As with software designs, course designs are not developed from whole cloth. I am grateful to several people for their contributions to this course and this course portfolio.
When faced with teaching this course for the first time, in an area quite different from any I had studied as a student, and with a literature that I was largely unfamiliar with, I did what most 21st century course designers will do: I searched the Internet. I was fortunate to stumble on the materials developed by Vicki Almstrum, from the University of Texas at Austin. Though my course has diverged considerably, I am appreciative of her general conception of this field, from which my first course design was largely based. I continue to use adaptations of her self and mutual evaluations.
I owe thanks to Sally Fincher (University of Kent at Canterbury) for introducing me to debriefings (which I teach to my students); to David Socha (UrbanSim) for introducing me to Norm Kerth's retrospectives and for the many discussions that we have had about all things design; to Esther Darby, private consultant and retrospective facilitator, for helping me with the mechanics of running a retrospective; to Adam Barker, former student and now interface developer extraordinaire at Google, for re-introducing me to paper prototyping, and demonstrating why they are important; to Steve Hanks, for the discussions that we had about this course in summer, 2003 and for the work that we did in characterising what makes a good term-length group project; to Tammy VanDeGrift (then at UW Seattle, and now at the University of Portland), from whom I borrowed the individual reports at the end of each milestone, an adaptation of the lab reports she required of each person in a pair programming team in introductory programming courses; to David Notkin, (UW Seattle), whose course syllabus and lecture notes for a similar course that he teaches are illuminating; and to Michael Kucher (UWT) and John Peterson (UC Berkeley) for their use of treatments.

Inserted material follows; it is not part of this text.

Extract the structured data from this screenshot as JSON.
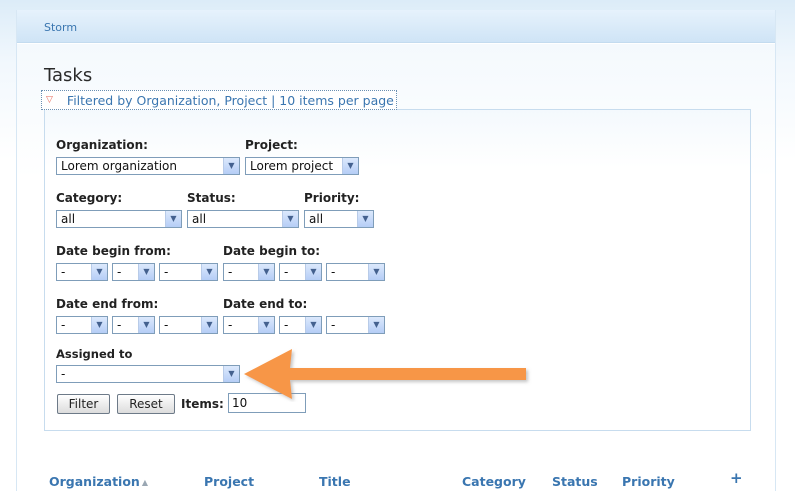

I am also grateful to several people who have helped me in developing this course portfolio, and in understanding course portfolios more generally. First and foremost to Sally Fincher, who introduced me to the idea of course portfolios, and suggested that I start a project involving the concurrent development of course portfolios among community college and university instructors of Computer Science in the Puget Sound region (see the Disciplinary Commons webpage). I am grateful as well for many conversations with Jennifer Robinson, Director of Instructional Consulting at the University of Indiana, Bloomington, who knows as much about course portfolios as anyone on the planet. Thanks as well to Qi Wang (Tacoma Community College), who developed her own portfolio in Winter, 2005 in parallel with my efforts, and who critiqued parts of the work here. Qi's sincere effort in reflecting on her own teaching and documenting it was an inspiration, and without the comradeship for a partner on this enterprise it is doubtful that I would have completed this portfolio.
Finally, I am grateful to the contributors to the public portions of the portfolio repositories at University of Nebraska, Lincoln (part of the Peer Review of Teaching Project) and at Indiana University, Bloomington. Having examples of interesting portfolios served as an important stimulus and foil in the construction of this portfolio.
For those papers that are assigned to students, a brief annotation is provided in the document annotatedBib.html summarizing the main theme of the reading and my rationale for its use to suit course objectives.